STEPHANE LISSNER
LA FABRIQUE DES REVES
Book introduction, Editions de l'Opéra national de Paris, 2015.
Qu’est-ce que l’Opéra ? Parce qu’il est nécessaire de renouveler régulièrement notre regard sur cette institution tricentenaire, j’ai souhaité poser cette question aux jeunes artistes Lucie & Simon. Par leur sensibilité et leur soif d’exploration, ce qui aurait pu n’être qu’une présentation des espaces, certes majestueux, de l’Opéra Bastille et du Palais Garnier est devenu un voyage. Lucie & Simon – alias Lucie de Barbuat et Simon Brodbeck – investissent quelques-unes des places les plus célèbres de la planète – Times Square à New York, les ruines du Forum romain, la place Tian'anmen à Pékin, le quartier Shibuya de Tokyo… Ils installent leur appareil dans ces lieux mythiques en travaillant avec des temps de pose longs de plusieurs heures. Le résultat est saisissant : l’espace immense se vide peu à peu de sa circulation, de ses passants, de ses âmes et de son sang. Seule demeure la silhouette immobile de Lucie, qui se dresse, minuscule, dans la ville soudain déserte. Ce tour de force, à mi-chemin entre la photographie et la performance, ne peut manquer de rappeler les codes si contemporains du film catastrophe.

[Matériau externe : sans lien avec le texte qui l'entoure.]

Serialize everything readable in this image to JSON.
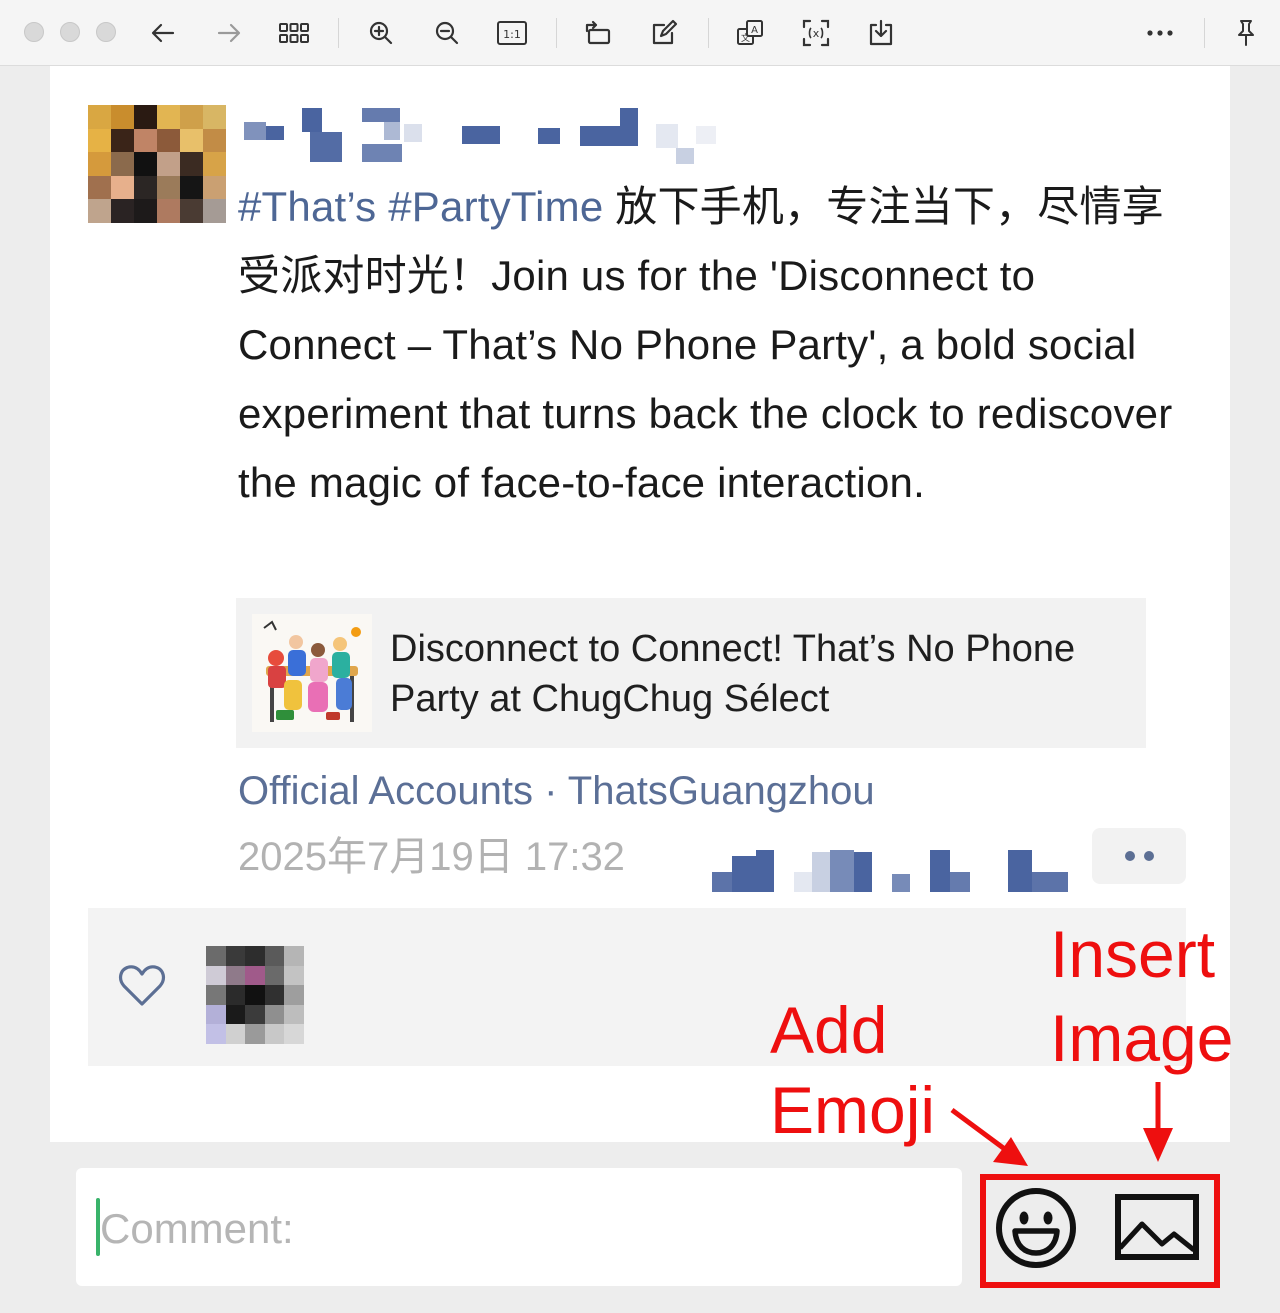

De fait, Lucie & Simon, tous deux âgés d’une trentaine d’années, sont des enfants de la crise : ils ont grandi dans une société guettée par la déshumanisation, où l’hyperactivité urbaine a parfois rendu hostile le cœur même de nos cités. Leurs photographies s’apparentent à une tentative de se réapproprier le lieu public, elles expriment la volonté d’habiter l’espace, d’y réinscrire une fragile présence humaine, une forme d’espoir timide mais téméraire. A l’Opéra Bastille, au Palais Garnier, ils ont laissé voguer librement leur appareil. Ils ont hanté nos deux théâtres comme « des âmes errantes », selon leurs propres mots : une errance, certes, mais dont le but avoué est de restituer une âme. Pour nous autres, spectateurs et acteurs du spectacle vivant, ces photographies sont une invitation à prendre pleinement notre place dans cette institution qui nous dépasse, à investir la culture qui nous a précédés et nous survivra longtemps.